En tales condiciones actuales que estamos viviendo donde la información corre gran velocidad, la exigencia, la indignación y la rabia fueron mucho más allá de la demanda cívica y la petición formal. En las marchas las principales consignas dictaban: “Nos queremos vivas”, “Ni una menos”, “México feminicida”, “La patria mata”, “Que arda la simulación”, “Si tocas a una respondemos todas”, “Vivas y sin miedo”, “El miedo ya no nos paraliza, nos despierta”, “Ni una más, ni una más, ni una asesinada más”, “Disculpe las molestias, pero nos están matando”. Cada consigna hace evidente la rabia contra la violencia, la impunidad y la simulación de las autoridades, así como la adrenalina que las impulsa y la disposición a llegar hasta las últimas consecuencias. El ímpetu y el enojo superan el discurso y se expresan directamente en protestas con diamantina, vistosas pintas sobre monumentos y sitios patrimoniales (el Ángel de la Independencia, el Hemiciclo a Juárez, los edificios históricos, el palacio de Bellas Artes y las puertas del propio Palacio Nacional en la plaza central); las mujeres se apropian de ellos y dejan plasmadas en sus texturas su rabia y su hartazgo. Algunas mujeres en grupos asisten a la marcha vestidas de negro y encapuchadas, con los rostros cubiertos y empuñando palos, objetos punzocortantes y gases lacrimógenos, golpean ventanas, puertas, puestos callejeros y monumentos que encuentran a su paso. Es también manifiesto su ánimo violento y su incompatibilidad con las “buenas formas” y el “comportamiento cívico”.

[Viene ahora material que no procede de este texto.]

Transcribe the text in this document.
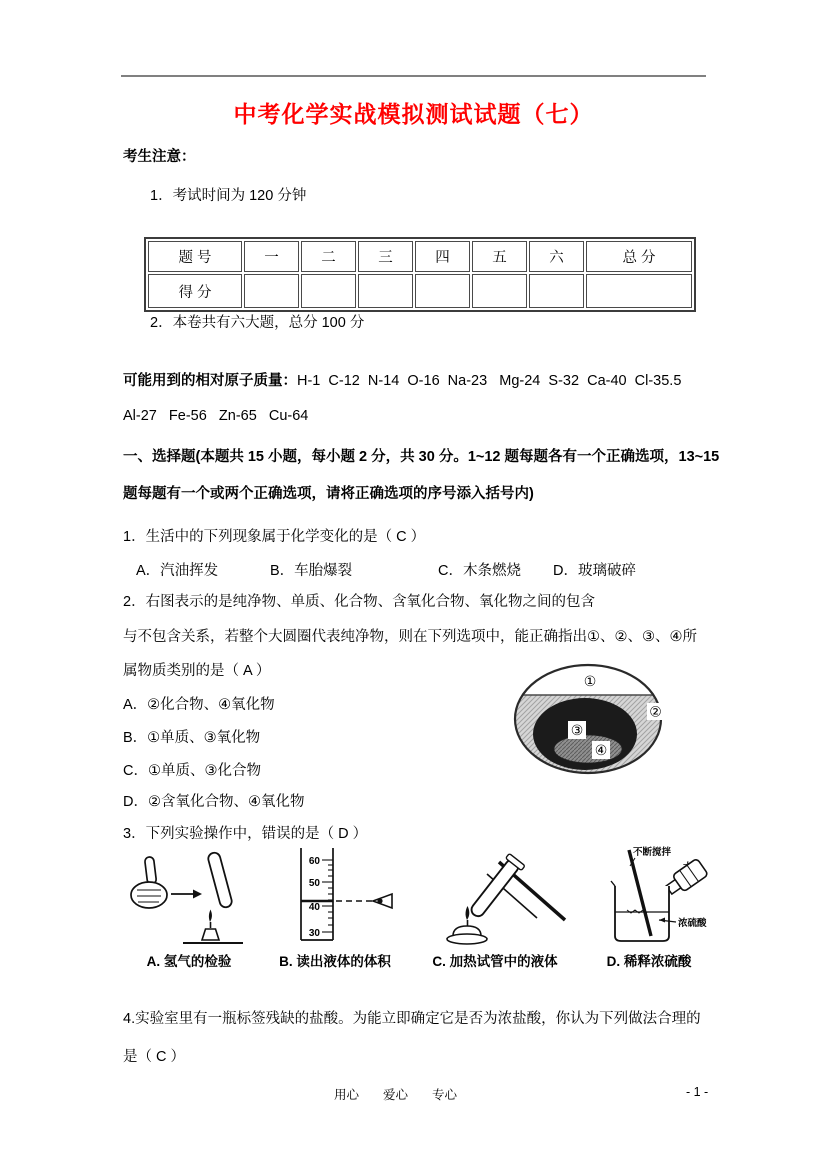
中考化学实战模拟测试试题（七）
考生注意：
1．考试时间为 120 分钟
题 号	一	二	三	四	五	六	总 分
得 分							
2．本卷共有六大题，总分 100 分
可能用到的相对原子质量：H-1  C-12  N-14  O-16  Na-23   Mg-24  S-32  Ca-40  Cl-35.5
Al-27   Fe-56   Zn-65   Cu-64
一、选择题(本题共 15 小题，每小题 2 分，共 30 分。1~12 题每题各有一个正确选项，13~15
题每题有一个或两个正确选项，请将正确选项的序号添入括号内)
1．生活中的下列现象属于化学变化的是（ C ）
A．汽油挥发	B．车胎爆裂	C．木条燃烧 D．玻璃破碎
2．右图表示的是纯净物、单质、化合物、含氧化合物、氧化物之间的包含
与不包含关系，若整个大圆圈代表纯净物，则在下列选项中，能正确指出①、②、③、④所
属物质类别的是（ A ）
A．②化合物、④氧化物
B．①单质、③氧化物
C．①单质、③化合物
D．②含氧化合物、④氧化物
①
②
③
④
3．下列实验操作中，错误的是（ D ）
A. 氢气的检验
60
50
40
30
B. 读出液体的体积	C. 加热试管中的液体
不断搅拌
浓硫酸
D. 稀释浓硫酸
4.实验室里有一瓶标签残缺的盐酸。为能立即确定它是否为浓盐酸，你认为下列做法合理的
是（ C ）
用心 爱心 专心	- 1 -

Este 8 de marzo 2022, se vivirá nuevamente la euforia, las ganas de que poco a poco el proceso iniciado en México hace ya varias décadas se vaya cerrando en aras de un país mejor para todos pero principalmente para las mujeres. Como siempre, existirán sectores de la sociedad que apoyen, que se sumen y otros que seguirán condenando los actos violentos y criticando las maneras de proceder en las marchas y movimientos. Lo cierto, es que ésta fuerza que se intensificó a penas hace unos años, ya no muestra signos de frenar, sino por el contrario, de seguir adelante conquistando nuevas leyes y logrando cada día mas por el bienestar de niñas, jóvenes y madres de víctimas que no han logrado sentir la justicia en sus manos y que probablemente mueran con el sentimiento embargante de impunidad como en el caso de aquella madre que luchó con todas sus fuerza y su sed de justicia; a la que recientemente y con todo acierto hicieron una película para nuestra memoria. Las tres muertes de Marisela Escobedo. La primera muerte cuando supo que su hija estaba muerta, la segunda, cuando la justicia dejó libre al agresor y la tercera, la que le quitara la vida en manos de hombres temerosos de ser expuestos. Sin duda, nos resta camino pero ya podemos ver algo concreto.